Wednesday, April 18, 2007

Sculpting in Time: Tarkovskian theory of cinema

The concept of time in film has been a fascinating aspect to me. The past, nostalgia, dreamy flashbacks, foreseeable futures and even basic montages that cut through time. And then, there are also the concepts of linear story-telling and horizontal story-telling (Linear Vs. Non-linear narratives) which we may all be familiar with.
But I recently came across this great filmmaker - Russian director, Andrei Tarkovsky - who actually developed a theory of cinema called "Sculpting in Time" where the passage of time is in "real time" as in unedited sequences. To be more precise, here's an excerpt from Wikipedia about his method and style of working/directing.

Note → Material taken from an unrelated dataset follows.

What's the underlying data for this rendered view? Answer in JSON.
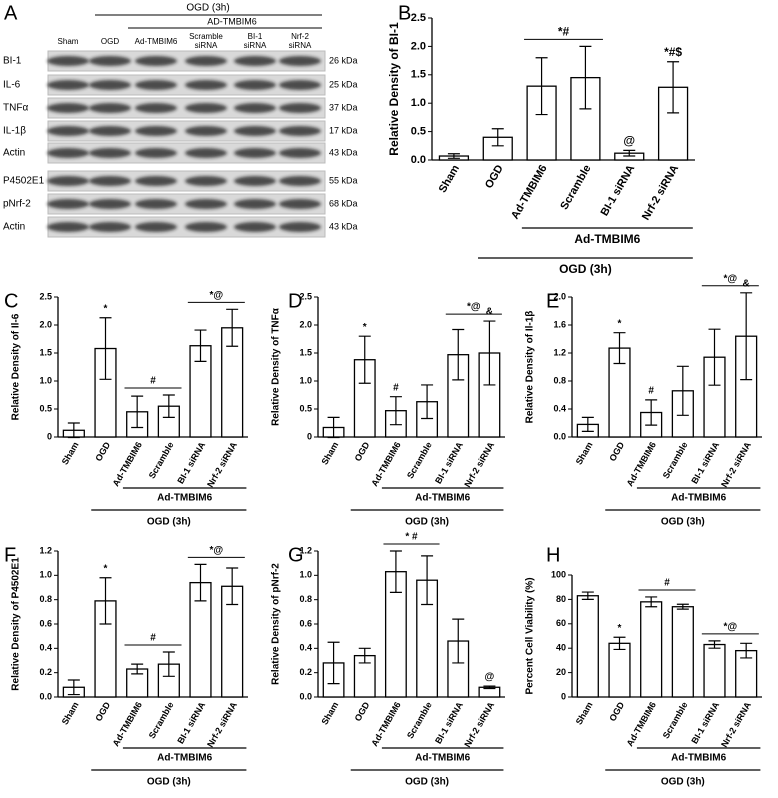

Tarkovsky developed a theory of cinema that he called "sculpting in time". By this he meant that the unique characteristic of cinema as a medium was to take our experience of time and alter it. Unedited movie footage transcribes time in real time. (The speedy jump-cutting style that is prevalent in music videos and many Hollywood movies, by contrast, overrides any sense of time by imposing the editor's viewpoint.) By using long takes and few cuts in his films, he aimed to give the viewers a sense of time passing, time lost, and the relationship of one moment in time to another. Up to and including his film Mirror, Tarkovsky focused his cinematic works on exploring this theory.
This is one area I really wanna explore in my future projects. But I guess this is mainly possible in story structures that demand a specific emotional response. I don't think there's any way to make fast-paced movies with this kind of a styling. Well, we could, maybe intersperse the sculpting-in-time scenes with action and create a horizontal structure. And we should keep in mind that the narrative shouldn't get lost in the array of parallel scenes.